Eventually the chaos of the night ebbed away, leaving only the echo of raised voices and the ghostly imprint of a gun against my temple. The four of us settled back into our corner of the Roost. But the smoky air was thicker with unasked questions and curious glances from my sisters, their eyes probing for answers I wasn’t sure I wanted to give.

Razor, ever the blunt instrument, cut right to the chase. “So, Brat, how the hell do you know a hot piece of trouble like Riptide? And don’t skimp on the details.”

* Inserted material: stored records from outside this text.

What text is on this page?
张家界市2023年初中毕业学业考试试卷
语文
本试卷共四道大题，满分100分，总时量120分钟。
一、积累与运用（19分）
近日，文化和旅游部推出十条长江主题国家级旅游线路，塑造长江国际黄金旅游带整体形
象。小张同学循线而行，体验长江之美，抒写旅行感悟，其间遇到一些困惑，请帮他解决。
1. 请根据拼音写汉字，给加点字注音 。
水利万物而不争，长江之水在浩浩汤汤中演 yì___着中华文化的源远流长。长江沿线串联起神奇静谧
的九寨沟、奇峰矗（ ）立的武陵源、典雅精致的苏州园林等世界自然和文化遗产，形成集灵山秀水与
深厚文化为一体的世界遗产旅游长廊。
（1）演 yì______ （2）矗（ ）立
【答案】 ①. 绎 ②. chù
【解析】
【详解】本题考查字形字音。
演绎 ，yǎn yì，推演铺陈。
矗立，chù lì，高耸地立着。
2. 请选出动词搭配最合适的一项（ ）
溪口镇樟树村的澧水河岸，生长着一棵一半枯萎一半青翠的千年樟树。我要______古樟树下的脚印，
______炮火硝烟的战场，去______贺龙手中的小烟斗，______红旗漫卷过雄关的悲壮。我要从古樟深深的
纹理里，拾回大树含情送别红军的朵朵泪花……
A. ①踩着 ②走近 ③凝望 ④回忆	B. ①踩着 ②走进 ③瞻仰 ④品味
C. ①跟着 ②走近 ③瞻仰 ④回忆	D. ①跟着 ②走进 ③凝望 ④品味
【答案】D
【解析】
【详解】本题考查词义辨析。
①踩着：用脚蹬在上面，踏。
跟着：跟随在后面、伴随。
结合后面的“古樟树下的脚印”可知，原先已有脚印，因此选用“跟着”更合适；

I let out a sigh, the memories of high school, of Hudson swirling like storm clouds. “He was… a bully,” I started, the words tasting bitter on my tongue. “Back in the day, he made my life a living hell, always on my case, pushing my buttons.”

Pixie eyes grew wide with intrigue. “But there’s more to it, isn’t there? You looked like you saw a ghost when he had you in his grip.”

I nodded, a reluctant admission. “Yeah, there’s more. We had this… thing. It was complicated. Hudson found me when I was alone, vulnerable. He’d take what he wanted, leaving me even more isolated. He never acknowledged what happened between us in public. It was like I was his dirty little secret.”

Tank, her expression unreadable, finally spoke. “And now he’s here, stirring up all that shit again.” She banged her fist on the table. “He assaulted you?”

“No,” I said, making it clear. “It wasn’t like that either. I wanted him, too.” I couldn’t meet her gaze, the shame of those days still clinging to me like a second skin. “Once he graduated and left town, I thought I was free of him. I was relieved to be out of his shadow, to not be his secret anymore.”

The conversation drifted into safer waters after that, but the seed of unease had been planted. I excused myself early, claiming exhaustion, but the truth was, I needed to escape the memories, the questions, the pitying looks.

Back in my cabin, the solitude offered no comfort. The walls seemed to close in, each creak and whisper of the night a reminder of the day’s confrontation. As I lay in bed, staring at the ceiling, my mind replayed every encounter with Hudson, the bully who had tormented me. The same bully who would turn around and touch me with a gentleness that belied his harsh exterior. Our connection was a total emotional rollercoaster that I fought to get off of.